I can’t remember the moment my parents told me that I had a twin brother, but I can never forget the day they told me his name.
We were in the car, and I had that uncomfortable bubble of anxiety swelling up deep in the pit of my stomach. The words felt heavy when they tumbled out of my mouth, “What was my brother’s name?”
My mom was silent, she whispered something to my dad, and whatever he replied with led to her uttering a quiet, “Monroe.” Since that moment I stopped asking questions about him.
Growing up, I had always felt a sense of guilt surrounding the loss of my brother. If someone asked me how many siblings I had, I would respond that I used to have a brother (to their discomfort), and the day after my birthday was -- and continues to be -- a day of quiet mourning spent in my room wondering what life would be like had he grown one year older alongside me.
The concept of twinless twins is relatively new to me, despite having been one the entirety of my life.
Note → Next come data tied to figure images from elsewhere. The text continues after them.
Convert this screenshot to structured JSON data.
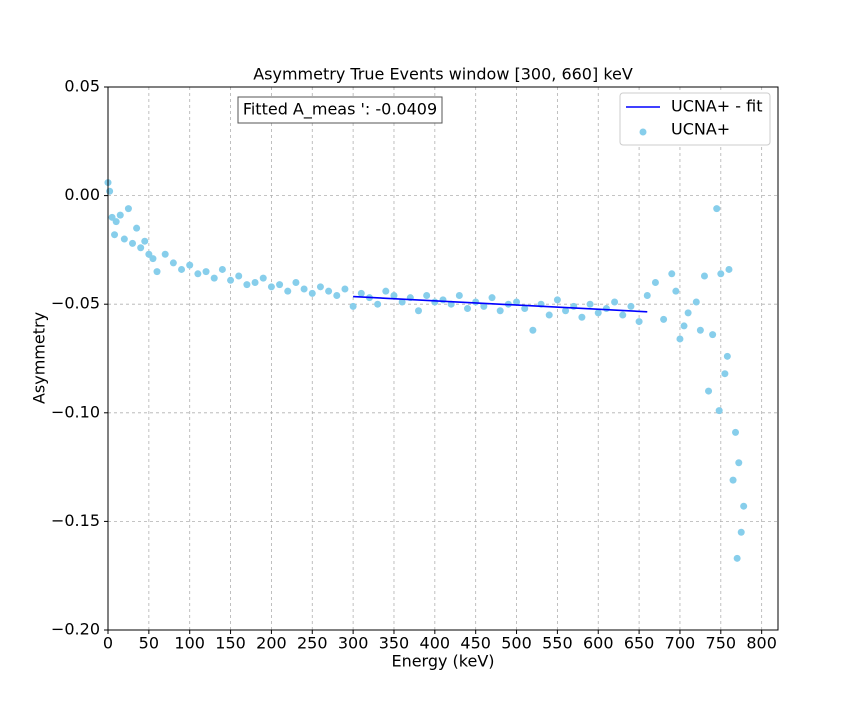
{
  "chart_data": {
    "type": "scatter",
    "title": "Asymmetry True Events window [300, 660] keV",
    "x_label": "Energy (keV)",
    "y_label": "Asymmetry",
    "annotation": "Fitted A_meas ': -0.0409",
    "xlim": [
      0,
      820
    ],
    "ylim": [
      -0.2,
      0.05
    ],
    "xticks": [
      0,
      50,
      100,
      150,
      200,
      250,
      300,
      350,
      400,
      450,
      500,
      550,
      600,
      650,
      700,
      750,
      800
    ],
    "yticks": [
      {
        "value": 0.05,
        "label": "0.05"
      },
      {
        "value": 0,
        "label": "0.00"
      },
      {
        "value": -0.05,
        "label": "−0.05"
      },
      {
        "value": -0.1,
        "label": "−0.10"
      },
      {
        "value": -0.15,
        "label": "−0.15"
      },
      {
        "value": -0.2,
        "label": "−0.20"
      }
    ],
    "grid": true,
    "legend": "upper right",
    "series": [
      {
        "name": "UCNA+ - fit",
        "type": "line",
        "color": "#0000ff",
        "x": [
          300,
          660
        ],
        "values": [
          -0.0465,
          -0.0535
        ]
      },
      {
        "name": "UCNA+",
        "type": "scatter",
        "color": "#87ceeb",
        "x": [
          0,
          2,
          5,
          8,
          10,
          15,
          20,
          25,
          30,
          35,
          40,
          45,
          50,
          55,
          60,
          70,
          80,
          90,
          100,
          110,
          120,
          130,
          140,
          150,
          160,
          170,
          180,
          190,
          200,
          210,
          220,
          230,
          240,
          250,
          260,
          270,
          280,
          290,
          300,
          310,
          320,
          330,
          340,
          350,
          360,
          370,
          380,
          390,
          400,
          410,
          420,
          430,
          440,
          450,
          460,
          470,
          480,
          490,
          500,
          510,
          520,
          530,
          540,
          550,
          560,
          570,
          580,
          590,
          600,
          610,
          620,
          630,
          640,
          650,
          660,
          670,
          680,
          690,
          695,
          700,
          705,
          710,
          720,
          725,
          730,
          735,
          740,
          745,
          748,
          750,
          755,
          758,
          760,
          765,
          768,
          770,
          772,
          775,
          778
        ],
        "values": [
          0.006,
          0.002,
          -0.01,
          -0.018,
          -0.012,
          -0.009,
          -0.02,
          -0.006,
          -0.022,
          -0.015,
          -0.024,
          -0.021,
          -0.027,
          -0.029,
          -0.035,
          -0.027,
          -0.031,
          -0.034,
          -0.032,
          -0.036,
          -0.035,
          -0.038,
          -0.034,
          -0.039,
          -0.037,
          -0.041,
          -0.04,
          -0.038,
          -0.042,
          -0.041,
          -0.044,
          -0.04,
          -0.043,
          -0.045,
          -0.042,
          -0.044,
          -0.046,
          -0.043,
          -0.051,
          -0.045,
          -0.047,
          -0.05,
          -0.044,
          -0.046,
          -0.049,
          -0.047,
          -0.053,
          -0.046,
          -0.049,
          -0.048,
          -0.05,
          -0.046,
          -0.052,
          -0.049,
          -0.051,
          -0.047,
          -0.053,
          -0.05,
          -0.049,
          -0.052,
          -0.062,
          -0.05,
          -0.055,
          -0.048,
          -0.053,
          -0.051,
          -0.056,
          -0.05,
          -0.054,
          -0.052,
          -0.049,
          -0.055,
          -0.051,
          -0.058,
          -0.046,
          -0.04,
          -0.057,
          -0.036,
          -0.044,
          -0.066,
          -0.06,
          -0.054,
          -0.049,
          -0.062,
          -0.037,
          -0.09,
          -0.064,
          -0.006,
          -0.099,
          -0.036,
          -0.082,
          -0.074,
          -0.034,
          -0.131,
          -0.109,
          -0.167,
          -0.123,
          -0.155,
          -0.143
        ]
      }
    ]
  }
}
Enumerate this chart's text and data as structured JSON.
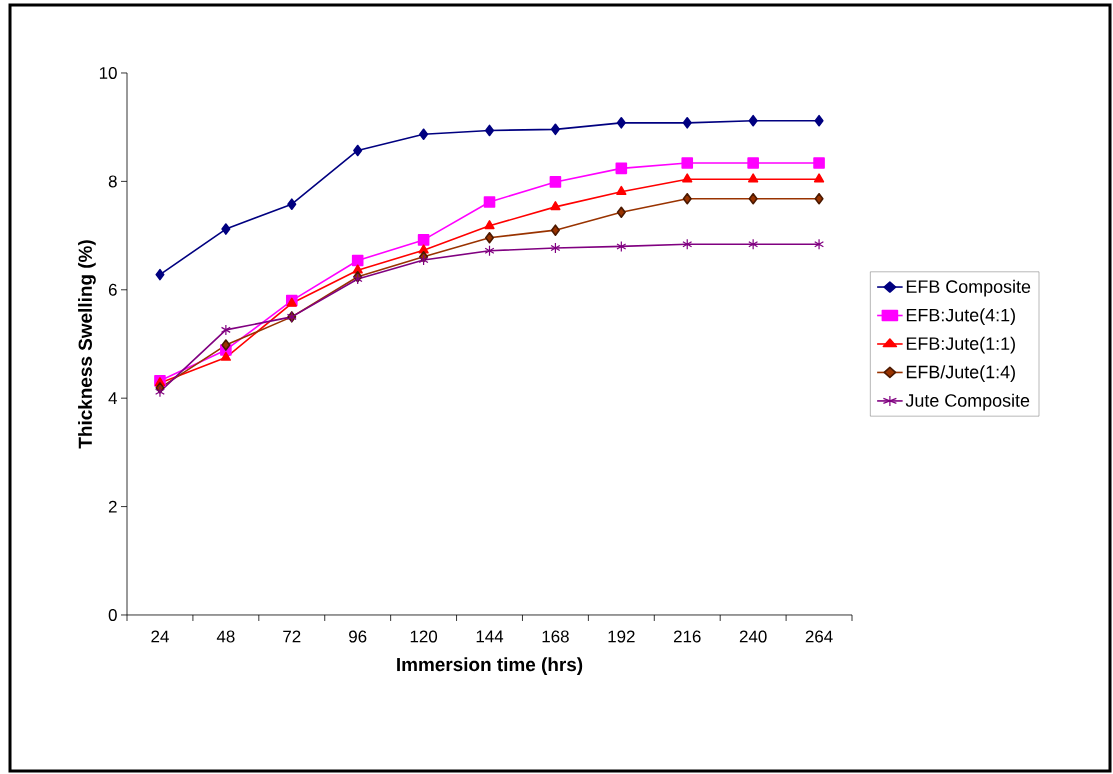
{
  "chart_data": {
    "type": "line",
    "xlabel": "Immersion time (hrs)",
    "ylabel": "Thickness Swelling (%)",
    "categories": [
      "24",
      "48",
      "72",
      "96",
      "120",
      "144",
      "168",
      "192",
      "216",
      "240",
      "264"
    ],
    "ylim": [
      0,
      10
    ],
    "yticks": [
      0,
      2,
      4,
      6,
      8,
      10
    ],
    "legend": "right",
    "grid": false,
    "series": [
      {
        "name": "EFB Composite",
        "color": "#000080",
        "marker": "diamond",
        "values": [
          6.28,
          7.12,
          7.58,
          8.57,
          8.87,
          8.94,
          8.96,
          9.08,
          9.08,
          9.12,
          9.12
        ]
      },
      {
        "name": "EFB:Jute(4:1)",
        "color": "#ff00ff",
        "marker": "square",
        "values": [
          4.32,
          4.89,
          5.8,
          6.54,
          6.92,
          7.62,
          7.99,
          8.24,
          8.34,
          8.34,
          8.34
        ]
      },
      {
        "name": "EFB:Jute(1:1)",
        "color": "#ff0000",
        "marker": "triangle",
        "values": [
          4.28,
          4.75,
          5.75,
          6.36,
          6.73,
          7.18,
          7.53,
          7.81,
          8.04,
          8.04,
          8.04
        ]
      },
      {
        "name": "EFB/Jute(1:4)",
        "color": "#993300",
        "marker": "diamond",
        "values": [
          4.19,
          4.98,
          5.5,
          6.24,
          6.61,
          6.96,
          7.1,
          7.43,
          7.68,
          7.68,
          7.68
        ]
      },
      {
        "name": "Jute Composite",
        "color": "#800080",
        "marker": "cross",
        "values": [
          4.12,
          5.26,
          5.5,
          6.2,
          6.55,
          6.72,
          6.77,
          6.8,
          6.84,
          6.84,
          6.84
        ]
      }
    ]
  }
}
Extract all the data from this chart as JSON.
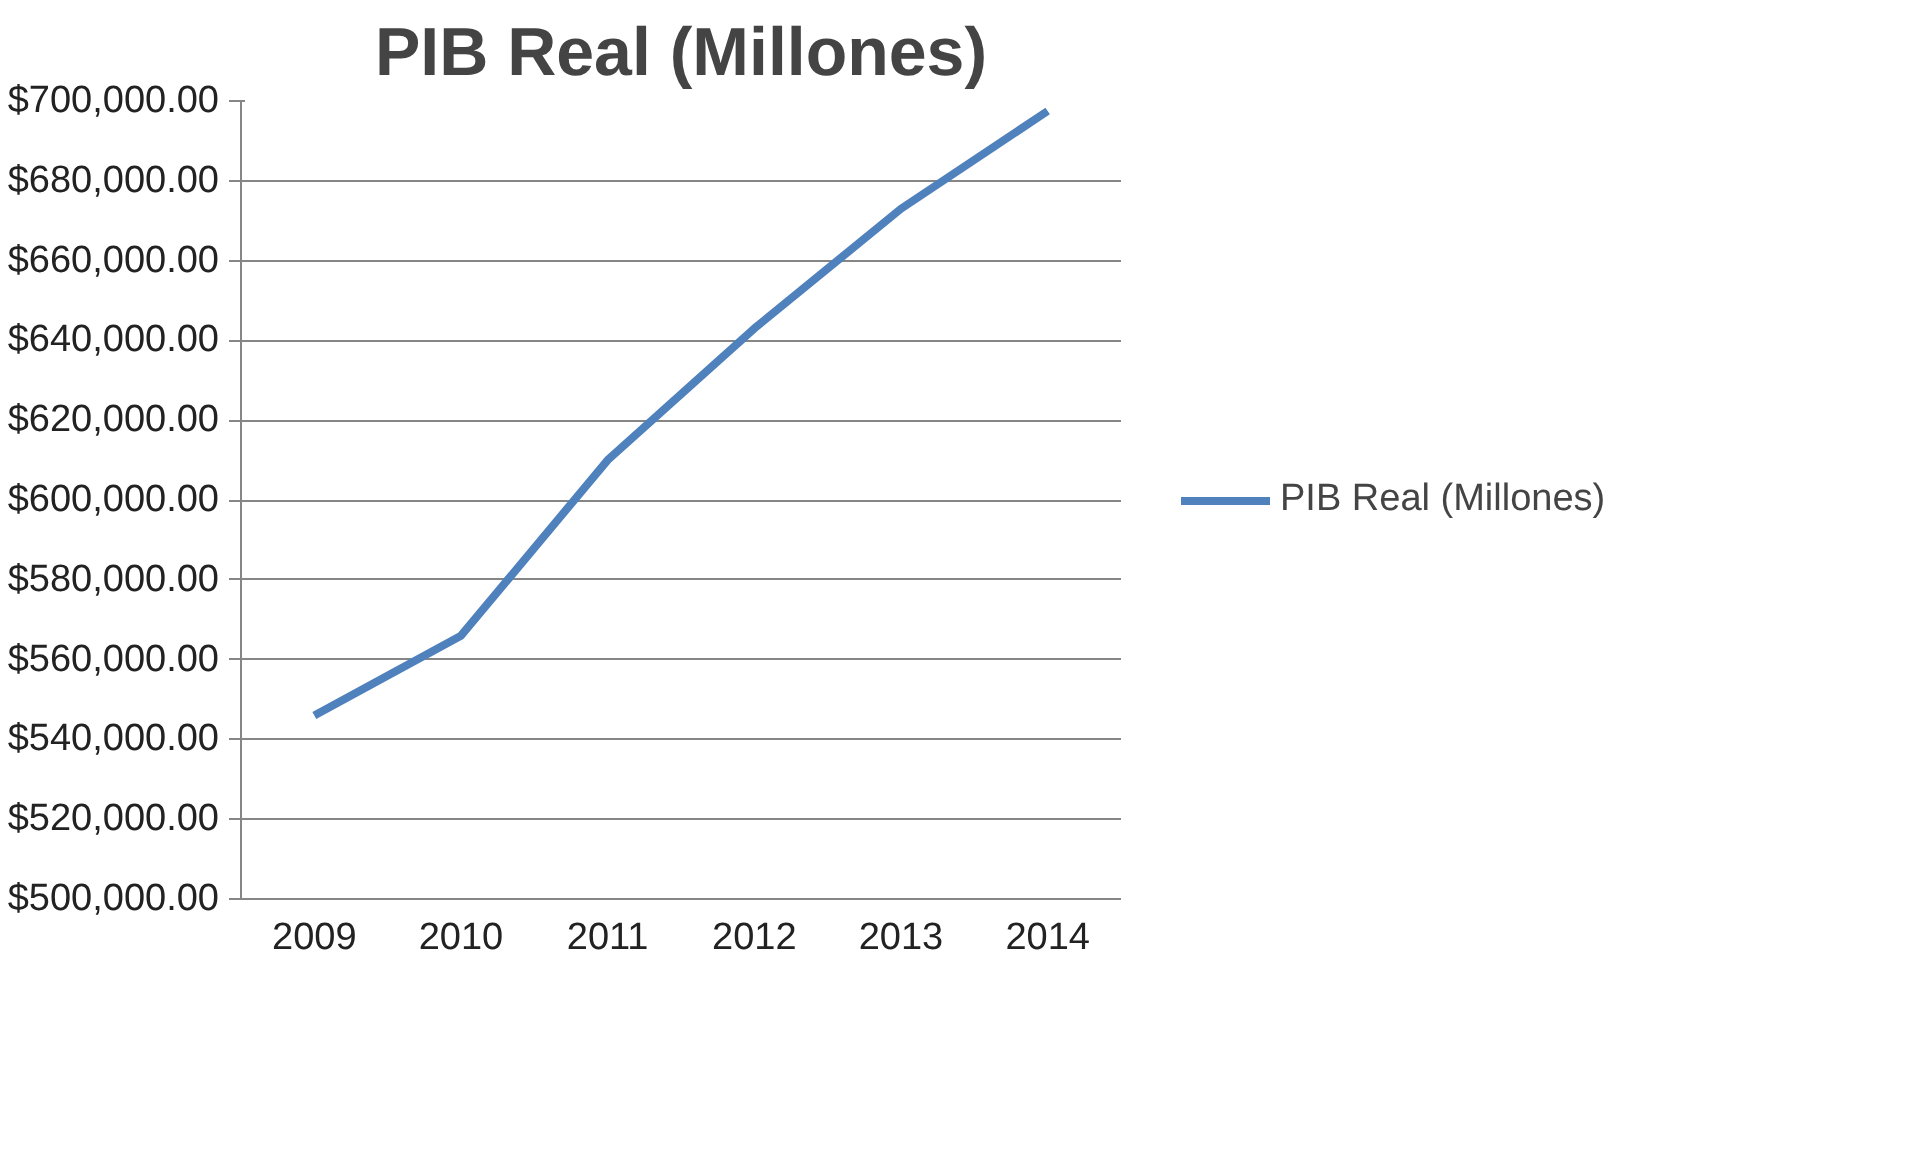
{
  "chart_data": {
    "type": "line",
    "title": "PIB Real (Millones)",
    "categories": [
      "2009",
      "2010",
      "2011",
      "2012",
      "2013",
      "2014"
    ],
    "series": [
      {
        "name": "PIB Real (Millones)",
        "color": "#4f81bd",
        "values": [
          546000,
          566000,
          610000,
          643000,
          673000,
          697500
        ]
      }
    ],
    "ylim": [
      500000,
      700000
    ],
    "yticks": [
      {
        "value": 500000,
        "label": "$500,000.00"
      },
      {
        "value": 520000,
        "label": "$520,000.00"
      },
      {
        "value": 540000,
        "label": "$540,000.00"
      },
      {
        "value": 560000,
        "label": "$560,000.00"
      },
      {
        "value": 580000,
        "label": "$580,000.00"
      },
      {
        "value": 600000,
        "label": "$600,000.00"
      },
      {
        "value": 620000,
        "label": "$620,000.00"
      },
      {
        "value": 640000,
        "label": "$640,000.00"
      },
      {
        "value": 660000,
        "label": "$660,000.00"
      },
      {
        "value": 680000,
        "label": "$680,000.00"
      },
      {
        "value": 700000,
        "label": "$700,000.00"
      }
    ],
    "grid": "y",
    "legend": "right",
    "marker": "none",
    "line_style": "solid"
  }
}
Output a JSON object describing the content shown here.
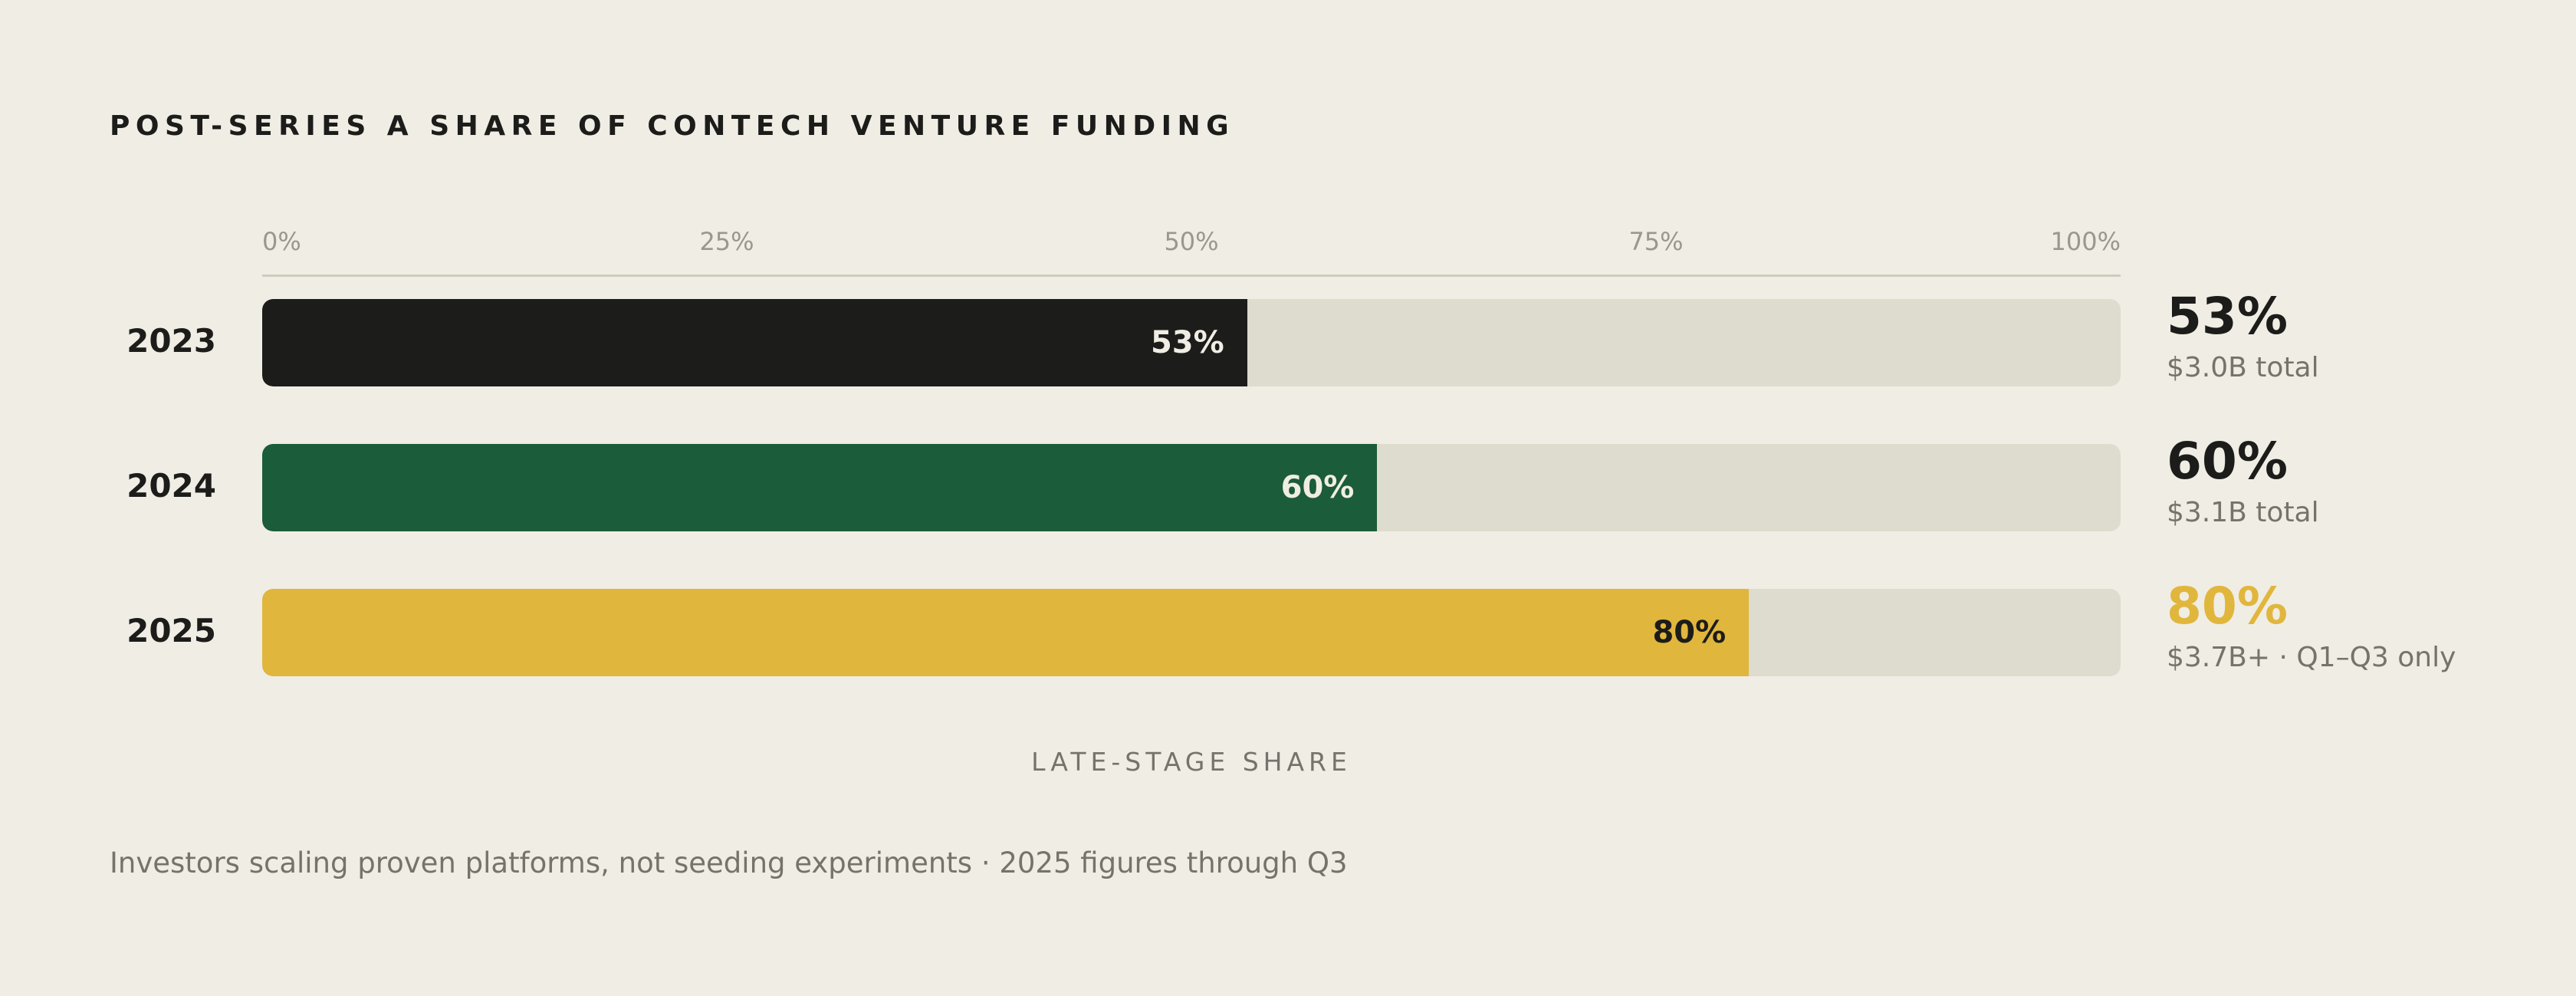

When I discovered what I was and the fact that there were others like me, I realized it was time to start making a change in my life.
Following a date with my boyfriend, I found myself falling into a deep depression. The source of this depression was plain to see, (especially to my boyfriend who has been my biggest support throughout the constant loop of acceptance and denial regarding Monroe’s death throughout our years together). The movie we had seen had dug up something deep within my heart which I had been avoiding.
The movie we had seen contained a scene in which a woman’s twin brother was murdered right before her eyes. All the emotions I had been holding back came rushing to the surface. We left the theater -- something which, as a self-proclaimed movie fanatic I otherwise never would have considered. I’m certain everyone around us was under the impression that our date wasn’t going well.
The evening that I returned home, I lay in bed feeling miserable with my eyes fixed on the ceiling. I’d been depressed for a while, plagued by nightmares and anxiety. That scene in the movie had awoken something deep inside of me.
While I’ve always been aware of my brother and increasingly aware of how painful his absence is, I’d reached a point where it was easier to tune it all out and try to pretend that I truly was born as an only child rather than half of a pair of twins.
Unfortunately, my years of effort had all come crashing down on me, and I was feeling lonelier than ever. Despite my boyfriend’s best efforts at consoling me, we both knew this was something I had to face on my own, because it was a unique sort of pain that only I could understand.
So, determined for help, or at least answers, I turned to the one all-knowing deity of my generation – the Internet.
To my shock (because for some reason I had managed to convince myself that I sincerely was the only one facing this pain), I found several websites describing exactly what I was going through.
There were support groups for people like me – not people who had lost their twin after getting to know them, but people exactly like me, the twins who didn’t even have the chance to say goodbye to their sibling and still felt the bitterness of being abandoned by their first best friend before they even knew what abandonment was.
I learned that twinless twins feel a strong drive to succeed enough for two people, because they want to make up for their sibling’s absence, and this drive was part of what helped Elvis Presley rise to fame. (His middle name was originally spelled Aron to parallel the spelling of his twin’s middle name, Garon, but he later changed the spelling when he longed to separate from his brother’s death and form his own identity).
My studies also brought forth other information which answered more questions I’d been dwelling on for years. The loss of a twin causes a devastating deep-seated fear of abandonment.
So that's why, when the girl I was best friends with for five years cut me out of her life, I took it with as much heartbreak as a middle aged woman facing a divorce.
For years I wrote furious letters littered with profanities only to shred them and throw them away, every song I wrote was about how hurt I was by her actions and about how angry I was with her. I was acting as if a piece of me had died along with the ending of this youthful friendship.
The problem wasn’t my friend leaving me, it was a part of me feeling as though my brother’s death had been some sort of foreshadowing of what would happen throughout the rest of my life.
I was terrified that I was destined to regularly lose people, so those friends and loved ones I did form close bonds with were subjected to constant questioning as I contemplated escaping before they could hurt me or be taken away from me.
Thankfully, I've learned to manage this, through the love and support of those in my life.
Following all of my research regarding twinless twins was a lengthy period of sadness. My moments on campus at my college were spent in silence, I would avoid making eye contact with my friends for fear that they might strike up a conversation and try and see if I was alright. I intended to do as much work as I could without speaking, and leave immediately after.
I still have moments where I break down, I still fall back into old habits and worry that I’m going to be abandoned, but I manage my time wiser. I allow moments throughout the day for mourning and worrying, and once those moments have passed, I carry on with my life. Not just for Monroe’s sake, but for my sake as well.
I learned what it was like to lose a loved one the moment I was born. It's ugly, agonizing, and the pain lasts a lifetime.
But at the same time, it’s beautiful and it reminds you of everything there is to do and see in this world -- if not for your own sake, then for theirs. Monroe isn’t here anymore, but if he was, I know he would be immensely proud of me.